Steady, calm, and wandering between subtly snarky and gently supportive, it’s a solid style that keeps you moving through the work. Once in a while it gets just a little overheated, but hey, this is a talk about hot topics…pardon the pun.

The Moves


Part 1 of this book is a classic ecological disaster list: Look At All These Bad Things Happening. It’s going to upset you. It’s meant to. It provides a summary of the undeniable consequences of global warming that we’re experiencing right now. This summary is well researched and explained in perfect, heart-wrenching detail. But don’t shut it out. Don’t close down. After this, the book starts to get really useful.

Part 2 is a set of decade-by-decade vignettes that draw an arc of pragmatic hope into the future. Reading it is a bit like watching a really gorgeous bridge being built. Based in meticulous research, each section is absolutely possible, completely workable, and can be done if we put our minds to it. The sections are: 2020-2030: Catastrophic Success, 2030-2040: Radical Stewardship, and 2040-2050: New Technologies and New Spiritualities. In these sections, Holthaus uses a technique common among futurists and strategic planners, starting with a desirable future in mind–you know, the one where we humans actually fix our mess and thrive?–and reverse-engineering what needs to happen now in order to get there.
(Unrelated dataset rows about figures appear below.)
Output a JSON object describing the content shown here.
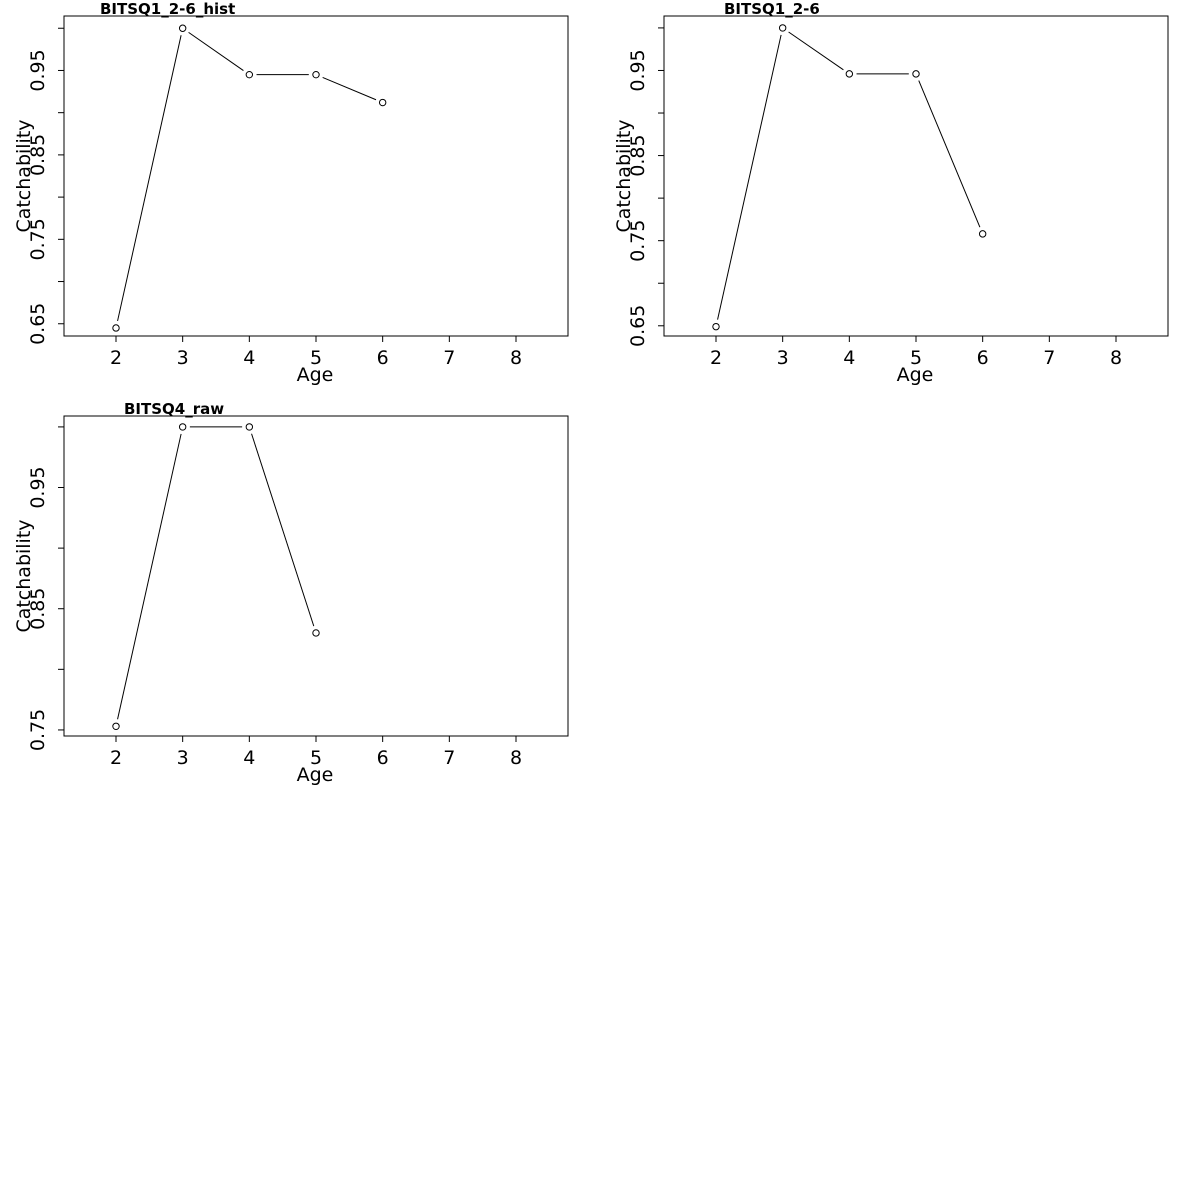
{
  "chart_data": [
    {
      "type": "line",
      "title": "BITSQ1_2-6_hist",
      "xlabel": "Age",
      "ylabel": "Catchability",
      "xlim": [
        1.22,
        8.78
      ],
      "ylim": [
        0.6355,
        1.0145
      ],
      "xticks": [
        2,
        3,
        4,
        5,
        6,
        7,
        8
      ],
      "yticks": [
        0.65,
        0.75,
        0.85,
        0.95
      ],
      "yticks_minor": [
        0.7,
        0.8,
        0.9,
        1.0
      ],
      "series": [
        {
          "x": [
            2,
            3,
            4,
            5,
            6
          ],
          "values": [
            0.645,
            1.0,
            0.945,
            0.945,
            0.912
          ]
        }
      ]
    },
    {
      "type": "line",
      "title": "BITSQ1_2-6",
      "xlabel": "Age",
      "ylabel": "Catchability",
      "xlim": [
        1.22,
        8.78
      ],
      "ylim": [
        0.638,
        1.014
      ],
      "xticks": [
        2,
        3,
        4,
        5,
        6,
        7,
        8
      ],
      "yticks": [
        0.65,
        0.75,
        0.85,
        0.95
      ],
      "yticks_minor": [
        0.7,
        0.8,
        0.9,
        1.0
      ],
      "series": [
        {
          "x": [
            2,
            3,
            4,
            5,
            6
          ],
          "values": [
            0.649,
            1.0,
            0.946,
            0.946,
            0.758
          ]
        }
      ]
    },
    {
      "type": "line",
      "title": "BITSQ4_raw",
      "xlabel": "Age",
      "ylabel": "Catchability",
      "xlim": [
        1.22,
        8.78
      ],
      "ylim": [
        0.745,
        1.009
      ],
      "xticks": [
        2,
        3,
        4,
        5,
        6,
        7,
        8
      ],
      "yticks": [
        0.75,
        0.85,
        0.95
      ],
      "yticks_minor": [
        0.8,
        0.9,
        1.0
      ],
      "series": [
        {
          "x": [
            2,
            3,
            4,
            5
          ],
          "values": [
            0.753,
            1.0,
            1.0,
            0.83
          ]
        }
      ]
    }
  ]
}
The final section of the book is a really solid way to ground ourselves back in the present, showing us both how we can take care of our own mental health and showing us that we can do good today. It’s the perfect coda: the author tells you how to get through today, so we can get to tomorrow.

Overall Rating

By using solid and science-based documentation blended with powerful storytelling, the author shows us how our present could be the past that a worthwhile future looks back on. If we do these things, we could be the future’s Greatest Generation. I’m here for that.